VA injuries occur in ~1.4% of cervical spine surgeries, with higher rates reported in posterior upper cervical procedures (4%–8%), and vary based on skeletal and vascular anatomy [12]. Management aims to control hemorrhage, prevent central nervous system ischemia, and avoid embolism or pseudoaneurysm [12]. Although primary repair is ideal, it is often unfeasible, requiring occlusion via ligation or endovascular methods [12, 13]. In our case, occlusion was chosen as the injured VA was nondominant, with retrograde flow maintained. The patient's partial Wallenberg syndrome and cerebellar ischemic lesions likely resulted from impaired PICA flow perioperatively. Despite these complications, rehabilitation potential remains high, as shown by the patient’s near-complete recovery.
In retrospect, the use of CT-guided navigation or robotic assistance during screw insertion would likely have reduced the risk of VA injury in this case. Unfortunately, such advanced technologies were not available at our institution at the time. Additionally, creating a pilot hole in the C1 lateral mass with a high-speed drill may have prevented drill bit skidding, thereby decreasing the risk of accidental arterial injury. Also, a high-speed drill in continuous rotation is less likely to directly penetrate the arterial wall. Based on the insights gained from this case, our treatment algorithm has evolved to incorporate these preventive measures in similar high-risk surgical scenarios.
This case highlights the challenges of managing congenital cervical anomalies with VA injury during surgery. Prompt salvage fixation, endovascular intervention, and rehabilitation enabled significant recovery. Early recognition of vascular risks and tailored surgical approaches are crucial for minimizing complications and optimizing outcomes in complex cervical spine procedures.
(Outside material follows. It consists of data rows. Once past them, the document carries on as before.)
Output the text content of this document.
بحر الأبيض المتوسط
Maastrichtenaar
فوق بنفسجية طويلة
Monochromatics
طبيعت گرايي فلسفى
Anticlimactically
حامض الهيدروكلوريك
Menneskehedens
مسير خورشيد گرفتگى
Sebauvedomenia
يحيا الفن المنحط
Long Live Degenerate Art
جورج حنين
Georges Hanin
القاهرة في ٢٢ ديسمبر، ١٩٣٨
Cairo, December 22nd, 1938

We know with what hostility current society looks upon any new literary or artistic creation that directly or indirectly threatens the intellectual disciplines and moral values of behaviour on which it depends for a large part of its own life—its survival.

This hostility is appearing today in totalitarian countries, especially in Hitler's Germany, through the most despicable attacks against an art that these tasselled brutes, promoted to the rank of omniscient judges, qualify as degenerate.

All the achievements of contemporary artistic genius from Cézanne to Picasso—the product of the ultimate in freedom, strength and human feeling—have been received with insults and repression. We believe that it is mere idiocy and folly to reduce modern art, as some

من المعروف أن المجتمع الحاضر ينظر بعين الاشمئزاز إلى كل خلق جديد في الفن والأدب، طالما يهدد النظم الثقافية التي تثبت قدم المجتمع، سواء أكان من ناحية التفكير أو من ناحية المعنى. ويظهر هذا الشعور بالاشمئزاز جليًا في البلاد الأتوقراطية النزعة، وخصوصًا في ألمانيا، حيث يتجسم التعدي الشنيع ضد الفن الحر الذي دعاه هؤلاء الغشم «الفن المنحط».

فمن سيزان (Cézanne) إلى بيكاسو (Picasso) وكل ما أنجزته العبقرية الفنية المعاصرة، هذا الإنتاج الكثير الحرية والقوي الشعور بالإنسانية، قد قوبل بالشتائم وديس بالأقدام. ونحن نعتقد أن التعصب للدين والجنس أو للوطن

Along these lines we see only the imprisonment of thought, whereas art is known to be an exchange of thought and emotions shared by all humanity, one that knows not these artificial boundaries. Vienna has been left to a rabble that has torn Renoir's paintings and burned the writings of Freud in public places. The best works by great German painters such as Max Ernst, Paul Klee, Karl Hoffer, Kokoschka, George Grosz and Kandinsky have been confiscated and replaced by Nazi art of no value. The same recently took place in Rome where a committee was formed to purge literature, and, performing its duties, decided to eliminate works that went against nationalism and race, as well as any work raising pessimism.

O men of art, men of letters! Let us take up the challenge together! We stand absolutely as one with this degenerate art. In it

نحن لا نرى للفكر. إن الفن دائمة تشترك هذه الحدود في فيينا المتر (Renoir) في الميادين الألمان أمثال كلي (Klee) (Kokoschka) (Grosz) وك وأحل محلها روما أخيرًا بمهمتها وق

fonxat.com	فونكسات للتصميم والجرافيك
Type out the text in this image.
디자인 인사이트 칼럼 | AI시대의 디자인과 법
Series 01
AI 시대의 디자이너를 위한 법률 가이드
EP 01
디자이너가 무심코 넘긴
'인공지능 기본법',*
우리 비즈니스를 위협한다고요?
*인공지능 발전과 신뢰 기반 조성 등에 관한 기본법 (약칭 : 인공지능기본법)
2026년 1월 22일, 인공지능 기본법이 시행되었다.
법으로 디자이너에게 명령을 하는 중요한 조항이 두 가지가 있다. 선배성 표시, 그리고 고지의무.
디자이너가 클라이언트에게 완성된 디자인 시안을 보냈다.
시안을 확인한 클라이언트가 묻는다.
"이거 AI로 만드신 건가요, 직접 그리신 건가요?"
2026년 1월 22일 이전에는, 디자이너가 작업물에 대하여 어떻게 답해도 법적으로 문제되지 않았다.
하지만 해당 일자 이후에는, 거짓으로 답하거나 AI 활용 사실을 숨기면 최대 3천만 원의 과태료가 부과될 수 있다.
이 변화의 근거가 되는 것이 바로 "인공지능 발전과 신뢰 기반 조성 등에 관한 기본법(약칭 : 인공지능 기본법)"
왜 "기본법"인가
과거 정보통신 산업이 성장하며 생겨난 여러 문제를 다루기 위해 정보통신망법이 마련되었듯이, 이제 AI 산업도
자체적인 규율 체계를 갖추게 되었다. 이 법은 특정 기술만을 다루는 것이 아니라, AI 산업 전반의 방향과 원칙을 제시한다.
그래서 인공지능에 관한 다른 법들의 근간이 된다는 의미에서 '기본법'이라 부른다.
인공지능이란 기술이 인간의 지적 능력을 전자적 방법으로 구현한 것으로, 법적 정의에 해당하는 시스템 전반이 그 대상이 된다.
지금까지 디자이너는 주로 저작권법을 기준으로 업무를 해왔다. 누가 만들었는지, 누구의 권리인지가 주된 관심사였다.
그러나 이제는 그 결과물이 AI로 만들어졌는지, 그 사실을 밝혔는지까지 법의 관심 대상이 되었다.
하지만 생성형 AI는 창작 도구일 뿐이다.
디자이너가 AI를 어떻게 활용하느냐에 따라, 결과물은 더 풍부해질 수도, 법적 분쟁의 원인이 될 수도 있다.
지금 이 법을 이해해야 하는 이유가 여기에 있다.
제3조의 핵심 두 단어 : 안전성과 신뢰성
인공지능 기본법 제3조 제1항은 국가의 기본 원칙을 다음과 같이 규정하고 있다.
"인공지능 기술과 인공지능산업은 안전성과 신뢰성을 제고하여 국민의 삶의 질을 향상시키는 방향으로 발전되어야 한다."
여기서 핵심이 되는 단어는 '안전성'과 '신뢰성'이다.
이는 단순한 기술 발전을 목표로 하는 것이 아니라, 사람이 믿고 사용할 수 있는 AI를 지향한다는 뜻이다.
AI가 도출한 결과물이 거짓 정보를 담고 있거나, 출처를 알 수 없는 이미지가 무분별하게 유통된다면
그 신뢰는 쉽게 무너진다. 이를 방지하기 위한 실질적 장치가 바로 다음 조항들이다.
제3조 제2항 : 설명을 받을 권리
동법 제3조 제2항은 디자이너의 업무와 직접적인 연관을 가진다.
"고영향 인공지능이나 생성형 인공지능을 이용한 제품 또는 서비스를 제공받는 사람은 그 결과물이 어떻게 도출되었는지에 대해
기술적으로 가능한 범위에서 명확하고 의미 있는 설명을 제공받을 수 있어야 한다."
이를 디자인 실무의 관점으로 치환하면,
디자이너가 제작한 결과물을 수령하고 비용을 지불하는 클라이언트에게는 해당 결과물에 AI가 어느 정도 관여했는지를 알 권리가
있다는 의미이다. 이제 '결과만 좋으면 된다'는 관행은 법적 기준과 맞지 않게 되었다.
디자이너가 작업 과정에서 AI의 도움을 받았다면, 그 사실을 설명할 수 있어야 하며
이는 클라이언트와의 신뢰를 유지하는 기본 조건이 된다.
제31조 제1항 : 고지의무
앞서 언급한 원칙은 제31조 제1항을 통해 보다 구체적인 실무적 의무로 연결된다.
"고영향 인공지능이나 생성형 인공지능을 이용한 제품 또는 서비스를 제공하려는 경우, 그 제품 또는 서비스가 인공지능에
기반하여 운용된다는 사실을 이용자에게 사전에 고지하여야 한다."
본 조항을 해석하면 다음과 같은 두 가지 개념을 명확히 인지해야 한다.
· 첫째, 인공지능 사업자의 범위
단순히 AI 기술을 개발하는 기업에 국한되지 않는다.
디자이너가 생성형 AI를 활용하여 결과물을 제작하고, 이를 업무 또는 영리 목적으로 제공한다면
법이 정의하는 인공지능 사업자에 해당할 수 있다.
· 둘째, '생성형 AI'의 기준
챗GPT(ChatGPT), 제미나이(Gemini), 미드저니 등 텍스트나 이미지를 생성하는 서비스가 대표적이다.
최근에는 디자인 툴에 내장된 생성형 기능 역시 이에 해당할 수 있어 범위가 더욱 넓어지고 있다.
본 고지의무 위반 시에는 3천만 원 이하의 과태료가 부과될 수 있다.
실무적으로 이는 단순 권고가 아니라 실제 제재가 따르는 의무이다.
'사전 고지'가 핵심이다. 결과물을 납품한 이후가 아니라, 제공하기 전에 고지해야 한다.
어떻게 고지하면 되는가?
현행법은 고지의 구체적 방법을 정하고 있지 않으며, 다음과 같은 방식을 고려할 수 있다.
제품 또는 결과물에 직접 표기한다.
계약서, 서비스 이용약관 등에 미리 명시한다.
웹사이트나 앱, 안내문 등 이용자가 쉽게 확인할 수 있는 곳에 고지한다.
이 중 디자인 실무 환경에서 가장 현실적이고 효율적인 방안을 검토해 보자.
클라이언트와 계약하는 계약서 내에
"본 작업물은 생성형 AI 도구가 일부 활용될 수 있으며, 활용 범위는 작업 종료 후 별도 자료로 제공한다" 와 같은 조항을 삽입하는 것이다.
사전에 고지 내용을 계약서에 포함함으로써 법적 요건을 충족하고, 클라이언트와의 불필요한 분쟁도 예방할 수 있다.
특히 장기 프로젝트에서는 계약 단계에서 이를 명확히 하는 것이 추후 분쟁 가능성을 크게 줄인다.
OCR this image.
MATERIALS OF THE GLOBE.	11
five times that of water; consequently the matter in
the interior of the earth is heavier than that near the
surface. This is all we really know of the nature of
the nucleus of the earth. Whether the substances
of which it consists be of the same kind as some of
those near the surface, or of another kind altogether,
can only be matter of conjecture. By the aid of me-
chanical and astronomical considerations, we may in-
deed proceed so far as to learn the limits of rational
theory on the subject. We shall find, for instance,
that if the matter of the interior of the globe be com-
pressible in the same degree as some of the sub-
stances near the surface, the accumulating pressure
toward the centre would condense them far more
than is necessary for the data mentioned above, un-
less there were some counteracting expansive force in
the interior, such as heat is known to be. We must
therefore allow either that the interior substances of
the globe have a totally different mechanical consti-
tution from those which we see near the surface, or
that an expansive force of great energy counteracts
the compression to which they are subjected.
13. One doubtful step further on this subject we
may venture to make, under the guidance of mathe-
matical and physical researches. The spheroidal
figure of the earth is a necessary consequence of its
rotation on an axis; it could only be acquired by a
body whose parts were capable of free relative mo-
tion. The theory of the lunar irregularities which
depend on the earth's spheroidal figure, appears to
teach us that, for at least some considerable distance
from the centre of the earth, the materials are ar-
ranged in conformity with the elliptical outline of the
Conflict of interest statement
All authors declare no conflict of interest.
Funding
This research did not receive any specific grant from funding agencies in the public, commercial, or not-for-profit sectors.
Data availability
This manuscript presents a case report and therefore the data is not available publicly or upon request to protect the privacy and identity of the patient.
Informed consent statement
The patient provided written informed consent for her participation in the study and for her anonymized data to be published in this article.